Hastie’s Hut

By V. Paul Reynolds


“There. Right there on that point. I’m gonna build a camp there,” my ice fishing buddy exclaimed as we drove our snowsleds up and down the south shore of Seboeis Lake. It was February of 1967. I was a young man just out of the Navy and back in Maine, ready to make up for lost time. My wife’s cousin, Ron Hastie, and I had fished the north end of the lake after accessing it by snowsled from the highway between Brownville and Millinocket. In those days, the lake was all but uninhabited.

Hastie was a determined, purposeful guy. By spring he had a shore lease from Prentiss Carlisle. He hired a skidder to cut a rough trail to the lake from an old cutting road. The skidder brought in construction material. Soon Ron and I and Dana Young were sawing 2X4s and driving nails and sleeping in a nearby trapper’s shack. By August, Hastie’s Hunt was a reality: a 16’ X 24’ camp on the lake shore with a breath-taking view of Mt. Katahdin.

New Camp

Come every November, a bunch of us spent a week at this camp deer hunting the nearby beech ridges. We put deer on the pole, and we had a grand ole time at this new deer camp. Soon we formed a club, called the Skulkers of Seboeis. The hunt became a much anticipated annual affair. Our friendships deepened. We even composed a signature song…”in Hastie’s Hut we map our day, to slaughter those whitetails as they play. Our food is bad and our water is worse, but venison soon will grace our fork, sauteed gently with a little salt pork.”

Yes sir, over the years, 56 to be exact, Hastie’s Hut became more than just a camp. It was a founding place, a repository for irreplaceable memories, all of which revolved around hunting, fishing and lasting fellowship. For Ron Hastie, its owner, it was his “place in the popple” and a quiet retreat from the hustle and bustle of metro Massachusetts.

In time, the Skulkers of Seboeis outgrew Hastie’s Hut. We found a bigger place down the lake a ways. Father time stepped in, as he always does, and old legs and hips began to take a toll, especially on habitual outdoor activities. Ron had a few years on most of us, and in later years, much of his time was spent with a pipeful enjoying the long views from the camp porch.

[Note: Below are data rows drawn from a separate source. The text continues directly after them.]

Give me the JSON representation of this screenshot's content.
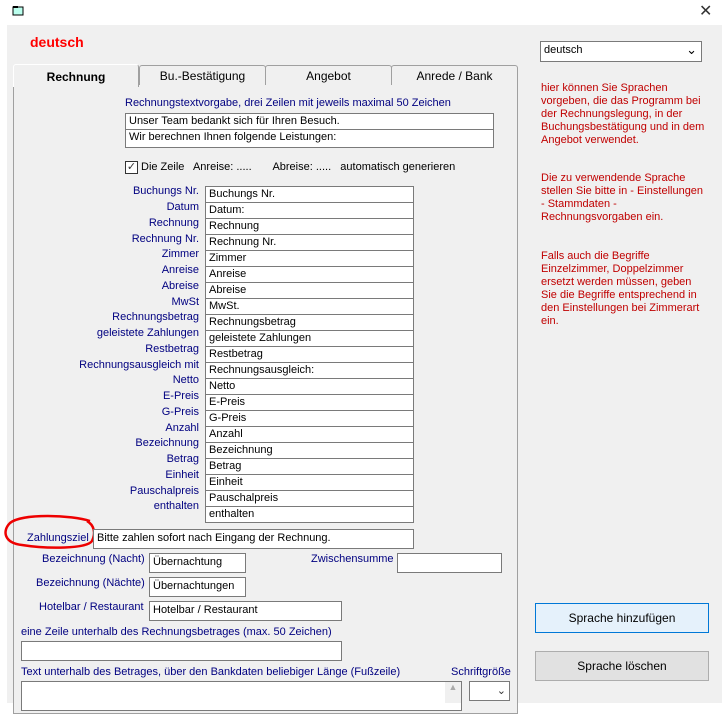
{
  "window": {
    "close_icon": "close-icon",
    "app_icon": "app-icon"
  },
  "header": {
    "language_title": "deutsch",
    "language_color": "#ff0000"
  },
  "tabs": [
    {
      "label": "Rechnung",
      "active": true
    },
    {
      "label": "Bu.-Bestätigung"
    },
    {
      "label": "Angebot"
    },
    {
      "label": "Anrede / Bank"
    }
  ],
  "invoice": {
    "template_label": "Rechnungstextvorgabe, drei  Zeilen mit jeweils maximal 50 Zeichen",
    "template_lines": [
      "Unser Team bedankt sich für Ihren Besuch.",
      "Wir berechnen Ihnen folgende Leistungen:"
    ],
    "auto_line": {
      "checked": true,
      "label": "Die Zeile   Anreise: .....       Abreise: .....   automatisch generieren"
    },
    "fields": [
      {
        "label": "Buchungs Nr.",
        "value": "Buchungs Nr."
      },
      {
        "label": "Datum",
        "value": "Datum:"
      },
      {
        "label": "Rechnung",
        "value": "Rechnung"
      },
      {
        "label": "Rechnung Nr.",
        "value": "Rechnung Nr."
      },
      {
        "label": "Zimmer",
        "value": "Zimmer"
      },
      {
        "label": "Anreise",
        "value": "Anreise"
      },
      {
        "label": "Abreise",
        "value": "Abreise"
      },
      {
        "label": "MwSt",
        "value": "MwSt."
      },
      {
        "label": "Rechnungsbetrag",
        "value": "Rechnungsbetrag"
      },
      {
        "label": "geleistete Zahlungen",
        "value": "geleistete Zahlungen"
      },
      {
        "label": "Restbetrag",
        "value": "Restbetrag"
      },
      {
        "label": "Rechnungsausgleich mit",
        "value": "Rechnungsausgleich:"
      },
      {
        "label": "Netto",
        "value": "Netto"
      },
      {
        "label": "E-Preis",
        "value": "E-Preis"
      },
      {
        "label": "G-Preis",
        "value": "G-Preis"
      },
      {
        "label": "Anzahl",
        "value": "Anzahl"
      },
      {
        "label": "Bezeichnung",
        "value": "Bezeichnung"
      },
      {
        "label": "Betrag",
        "value": "Betrag"
      },
      {
        "label": "Einheit",
        "value": "Einheit"
      },
      {
        "label": "Pauschalpreis",
        "value": "Pauschalpreis"
      },
      {
        "label": "enthalten",
        "value": "enthalten"
      }
    ],
    "payment_term": {
      "label": "Zahlungsziel",
      "value": "Bitte zahlen sofort nach Eingang der Rechnung."
    },
    "night": {
      "label": "Bezeichnung (Nacht)",
      "value": "Übernachtung"
    },
    "nights": {
      "label": "Bezeichnung (Nächte)",
      "value": "Übernachtungen"
    },
    "subtotal": {
      "label": "Zwischensumme",
      "value": ""
    },
    "hotelbar": {
      "label": "Hotelbar / Restaurant",
      "value": "Hotelbar / Restaurant"
    },
    "below_amount": {
      "label": "eine Zeile unterhalb des Rechnungsbetrages (max. 50 Zeichen)",
      "value": ""
    },
    "footer_text": {
      "label": "Text unterhalb des Betrages, über den Bankdaten beliebiger Länge (Fußzeile)",
      "value": ""
    },
    "font_size": {
      "label": "Schriftgröße",
      "value": ""
    }
  },
  "sidebar": {
    "language_select": "deutsch",
    "help": [
      "hier können Sie Sprachen vorgeben, die das Programm bei der Rechnungslegung, in der Buchungsbestätigung und in  dem Angebot verwendet.",
      "Die zu verwendende Sprache stellen Sie bitte in - Einstellungen - Stammdaten - Rechnungsvorgaben  ein.",
      "Falls auch die Begriffe Einzelzimmer, Doppelzimmer ersetzt werden müssen, geben Sie die Begriffe entsprechend in den Einstellungen bei  Zimmerart ein."
    ],
    "add_button": "Sprache hinzufügen",
    "delete_button": "Sprache löschen"
  }
}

But most of us never failed to enjoy revisiting the hut and swapping lies with Ron on his porch. Hastie’s Hut became fabled among outdoor folks for its rough-cut authenticity and personality. To a first-time visitor not familiar with the camp’s history, it might have looked a shambles. Nothing, absolutely nothing ever got thrown out. It was an outdoorsman’s museum or junk yard, depending upon your perspective. Old spark plugs. Pipe cleaners. Fishing lures. Outboard parts. Empty wine bottles. You name it. But the “proprietor” knew where it all was, if he needed it. True story: a man from Brownville Junction brought a Tennessee acquaintance into Seboeis for one purpose: to simply see the inside of this unique hamlet in the hardwoods.

Palace in the Popple

Hastie’s hut still stands. But the place’s namesake, who is just this side of ninety, has had health issues. As you might surmise, some of us wondered what would become of this man’s citadel from the city. Would he leave it to family, or perhaps a friend? You wonder, but you don’t ask, even of a close friend.

The answer came this week in a text from my friend. He wrote: “Big changes in store for Seboeis, Paul. I just sold my camp holdings.”

The sudden liquidation came sooner than any of us had expected. The owner is also selling his Massachusetts home and moving to Florida.

Selling a camp, however steeped in memories it may be, is not a death in the family, but there are similarities, especially if it is where some of life’s most profound and precious memories were piled on one another like gold coins.

After 56 years, Hastie’s Hut has left the family. Nothing is forever. We must be grateful for the time we had at this old camp, and for the wonderful characters who shared it, without whom there would have been no memories.